Ancestral Property Rules in India

In the case of self-acquired property of a father or mother, their son or daughter has no birth rights. Unlike ancestral property, a father has the right, in his sole discretion, to give the property or will to whomever he wishes, and the daughter or son will not have the right to protest. According to Hindu law, children can only claim a share of the father`s ancestral property and not self-acquired property. However, if, after the death of the father, he has made a will that transfers the property or a part of it to one of his sons or daughters, others cannot contest this transfer, because this was done at his discretion with regard to the property self-acquired by the father. While ancestral property is divided between Hindus, Sikhs, Jains and Buddhists under the provisions of the Hindu Succession Act 1956, the rules in this regard are governed by the Indian Succession Act 1925. In the case of Muslims, the provisions of the Muslim Personal Law Enforcement (Shariat) Act 1937 apply. In Hindu law, property has been classified under the following headings: Under the Inheritance of Property Act, i.e.dem Hindu Inheritance Act, a son and a daughter are entitled to ancestral property by birth. A father cannot dispose of this property by excluding his legitimate legal heirs. A father may not, at his sole discretion, transfer/sell or give this property to third parties. In other words, it cannot deprive a daughter or son of their share of ancestral property. Children have the right to inherit such property themselves at the time of their birth. In some situations, where a father has transferred such property on behalf of a third party, the children reserve the right to object.

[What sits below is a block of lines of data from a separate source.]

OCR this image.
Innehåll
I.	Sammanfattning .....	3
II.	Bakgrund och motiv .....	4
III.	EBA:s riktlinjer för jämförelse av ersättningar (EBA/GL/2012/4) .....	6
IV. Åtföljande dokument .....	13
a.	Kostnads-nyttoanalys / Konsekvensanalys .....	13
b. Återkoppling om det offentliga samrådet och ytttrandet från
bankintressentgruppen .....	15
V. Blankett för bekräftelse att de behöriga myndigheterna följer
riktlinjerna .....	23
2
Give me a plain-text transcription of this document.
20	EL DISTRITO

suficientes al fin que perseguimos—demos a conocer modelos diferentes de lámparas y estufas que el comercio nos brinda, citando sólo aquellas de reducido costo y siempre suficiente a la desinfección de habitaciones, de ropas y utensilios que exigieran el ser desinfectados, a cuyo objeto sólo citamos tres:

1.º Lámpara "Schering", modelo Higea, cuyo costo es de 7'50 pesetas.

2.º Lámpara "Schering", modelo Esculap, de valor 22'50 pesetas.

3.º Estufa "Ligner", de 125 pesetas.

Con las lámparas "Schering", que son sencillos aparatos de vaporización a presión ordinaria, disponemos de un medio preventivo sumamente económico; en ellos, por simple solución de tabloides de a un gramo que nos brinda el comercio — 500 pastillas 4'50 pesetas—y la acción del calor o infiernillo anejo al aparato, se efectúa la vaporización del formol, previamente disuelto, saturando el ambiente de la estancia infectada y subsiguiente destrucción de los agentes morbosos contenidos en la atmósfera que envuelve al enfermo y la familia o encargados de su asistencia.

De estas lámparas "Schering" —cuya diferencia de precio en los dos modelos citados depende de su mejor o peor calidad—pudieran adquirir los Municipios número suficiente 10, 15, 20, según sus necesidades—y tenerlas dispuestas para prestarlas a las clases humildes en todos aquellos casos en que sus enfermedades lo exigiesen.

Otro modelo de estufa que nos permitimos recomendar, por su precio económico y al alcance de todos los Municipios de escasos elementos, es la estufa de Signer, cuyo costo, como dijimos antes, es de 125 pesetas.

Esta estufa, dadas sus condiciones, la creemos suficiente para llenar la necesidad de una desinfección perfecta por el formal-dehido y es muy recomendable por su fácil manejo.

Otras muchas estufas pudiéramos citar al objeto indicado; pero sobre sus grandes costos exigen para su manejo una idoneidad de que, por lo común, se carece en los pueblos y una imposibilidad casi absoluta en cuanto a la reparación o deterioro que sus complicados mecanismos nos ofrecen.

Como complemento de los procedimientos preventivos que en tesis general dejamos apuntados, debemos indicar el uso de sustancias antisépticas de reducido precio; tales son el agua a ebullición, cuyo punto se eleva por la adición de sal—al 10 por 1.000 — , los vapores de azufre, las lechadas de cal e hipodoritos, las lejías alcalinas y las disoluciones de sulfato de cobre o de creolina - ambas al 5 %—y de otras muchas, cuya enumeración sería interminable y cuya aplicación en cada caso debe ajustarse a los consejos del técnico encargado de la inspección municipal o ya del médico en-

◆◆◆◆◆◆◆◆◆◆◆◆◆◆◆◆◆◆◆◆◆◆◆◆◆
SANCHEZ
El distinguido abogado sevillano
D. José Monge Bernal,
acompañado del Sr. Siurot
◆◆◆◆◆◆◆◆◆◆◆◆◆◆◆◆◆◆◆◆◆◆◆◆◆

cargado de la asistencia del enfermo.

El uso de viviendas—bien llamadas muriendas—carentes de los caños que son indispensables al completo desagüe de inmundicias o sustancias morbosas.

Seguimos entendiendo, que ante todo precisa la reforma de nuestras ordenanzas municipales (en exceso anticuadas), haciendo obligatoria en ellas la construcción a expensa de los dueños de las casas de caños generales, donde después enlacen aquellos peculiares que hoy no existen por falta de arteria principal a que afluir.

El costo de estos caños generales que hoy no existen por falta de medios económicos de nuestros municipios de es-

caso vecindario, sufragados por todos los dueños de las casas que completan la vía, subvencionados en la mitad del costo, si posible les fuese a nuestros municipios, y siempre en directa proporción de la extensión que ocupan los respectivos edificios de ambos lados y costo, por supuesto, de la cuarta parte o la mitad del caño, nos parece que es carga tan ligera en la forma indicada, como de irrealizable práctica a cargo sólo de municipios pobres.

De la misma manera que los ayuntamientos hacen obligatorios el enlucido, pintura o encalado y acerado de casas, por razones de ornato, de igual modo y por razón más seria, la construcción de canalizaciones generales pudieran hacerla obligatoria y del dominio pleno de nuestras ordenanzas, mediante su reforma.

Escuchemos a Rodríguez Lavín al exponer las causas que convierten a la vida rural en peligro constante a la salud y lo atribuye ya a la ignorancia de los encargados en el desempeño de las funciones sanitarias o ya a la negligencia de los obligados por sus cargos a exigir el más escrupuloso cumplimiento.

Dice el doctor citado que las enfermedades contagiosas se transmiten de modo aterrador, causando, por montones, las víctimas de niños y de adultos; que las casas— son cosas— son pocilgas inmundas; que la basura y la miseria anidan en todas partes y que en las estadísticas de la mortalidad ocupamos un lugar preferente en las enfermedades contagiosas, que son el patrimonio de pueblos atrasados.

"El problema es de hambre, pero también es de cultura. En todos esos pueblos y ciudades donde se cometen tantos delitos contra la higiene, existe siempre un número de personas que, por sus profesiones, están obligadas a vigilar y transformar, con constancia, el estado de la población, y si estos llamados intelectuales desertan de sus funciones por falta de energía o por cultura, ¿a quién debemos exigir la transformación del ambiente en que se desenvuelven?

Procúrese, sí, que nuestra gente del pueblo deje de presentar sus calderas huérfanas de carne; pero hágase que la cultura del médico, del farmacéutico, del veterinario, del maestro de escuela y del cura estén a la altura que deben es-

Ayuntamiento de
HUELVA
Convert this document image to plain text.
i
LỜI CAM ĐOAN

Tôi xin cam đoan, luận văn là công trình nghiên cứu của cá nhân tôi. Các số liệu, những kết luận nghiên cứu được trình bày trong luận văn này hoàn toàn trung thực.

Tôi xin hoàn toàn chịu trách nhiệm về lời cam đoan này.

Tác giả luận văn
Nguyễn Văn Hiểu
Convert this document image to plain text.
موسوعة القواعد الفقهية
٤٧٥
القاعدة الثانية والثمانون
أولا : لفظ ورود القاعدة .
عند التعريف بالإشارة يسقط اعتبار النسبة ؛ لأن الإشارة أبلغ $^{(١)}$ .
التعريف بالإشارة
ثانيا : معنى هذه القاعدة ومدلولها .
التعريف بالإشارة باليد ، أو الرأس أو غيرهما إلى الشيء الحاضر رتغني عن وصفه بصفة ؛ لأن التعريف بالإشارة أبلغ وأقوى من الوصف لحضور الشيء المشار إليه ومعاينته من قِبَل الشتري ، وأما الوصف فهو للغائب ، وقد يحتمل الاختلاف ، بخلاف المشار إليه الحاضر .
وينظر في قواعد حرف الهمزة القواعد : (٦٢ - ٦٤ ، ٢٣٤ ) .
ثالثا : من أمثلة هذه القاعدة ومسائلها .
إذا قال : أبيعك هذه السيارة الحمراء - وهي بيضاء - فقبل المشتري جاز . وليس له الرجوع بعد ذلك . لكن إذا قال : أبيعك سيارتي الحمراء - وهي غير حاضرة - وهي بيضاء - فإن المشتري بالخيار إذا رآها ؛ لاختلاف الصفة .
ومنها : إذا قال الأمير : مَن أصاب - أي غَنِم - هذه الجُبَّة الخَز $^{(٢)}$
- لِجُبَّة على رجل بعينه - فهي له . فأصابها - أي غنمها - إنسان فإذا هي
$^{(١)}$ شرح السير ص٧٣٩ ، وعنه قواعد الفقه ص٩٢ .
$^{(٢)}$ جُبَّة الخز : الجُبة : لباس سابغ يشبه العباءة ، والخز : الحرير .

Under Hindu law, when a Hindu man dies without a will, his property is transferred to his rightful Class I heirs, who are the mother, widow, son, daughter, etc. A father (current owner of the ancestral property) and his son have equal property rights to the property. However, the share of each generation (the father and his siblings) is determined first, according to which the following generations must share the share inherited from their corresponding predecessor. Recommended Reading: Negative Property and its Legal Requirements to Claim Property in India The lawsuit was brought by a son for division in Devas, Madhya Pradesh, against his father and his father`s three brothers. He claimed a 1/8 share of the lawsuit property on the grounds that the lawsuit property was ancestral property and that, as Koparzener, he had a birthright to that property in accordance with the Mitakshara Act. Sc decided that, at the time of the applicant`s birth in 1977, that ancestral property, which was not common family property, could not be accepted. Property inherited by a Hindu from his father, his father`s father or the father of his father`s father is the property of his ancestors. When an intestate Hindu woman dies, the property passes as follows: therefore, if a HUF property exists due to its such creation, being thrown by a person into the common hodgepodge of self-acquired property, therefore, in the case of copals, etc., there is a claim of a share of this HUF property. In the case of property inherited from the maternal grandfather, it is considered separate property rather than ancestral property. This was confirmed in the decisions of Md. Hussain v.

Kisheva (1937) and Maktul v. Manbhari (1958). The part assigned to a coparzenor on the partition loses the status of ancestral property and becomes a separate property. Property inherited from female ancestors should also be treated as independent property. According to traditional laws, a divorced Hindu woman can claim her ex-husband`s property, provided she has not remarried after the divorce. This was mentioned in section 24 of the Hindu Succession Act 1956. However, due to the 2005 amendment, section 24 was deleted, and now, even if a widow remarries, she can still assert her right to her ex-husband`s property. In the case of classified ancestral properties that have remained undivided, four generations of male ancestry have their claim. This means that on Ram`s ancestral property, his son Shyam, Shyam`s son, Ghanshyam, and Ghanshyam`s son, Radhe Shyam, have inheritance rights. In other words, the father, grandfather, great-grandfather and great-great-grandfather have inheritance rights to undivided ancestral property.

Under the Amendment of the Hindu Inheritance Act 2005, daughters and sons have the same right to inherit their father`s property, provided that no division has been affected before the date of 20.12.2004, i.e.dem date on which this amending Act was introduced in Parliament. “If the father-in-law is in possession of the property, the son-in-law cannot rely on the fact that he was adopted as a member of the family after marrying his daughter and that he is entitled to property. The son-in-law`s stay is permissive in nature. (The) The son-in-law cannot have a legal right to his father-in-law`s property and building, even if he spent an amount on the construction of the building,” HC said in issuing its verdict in Davis Raphel v. Hendry Thomas.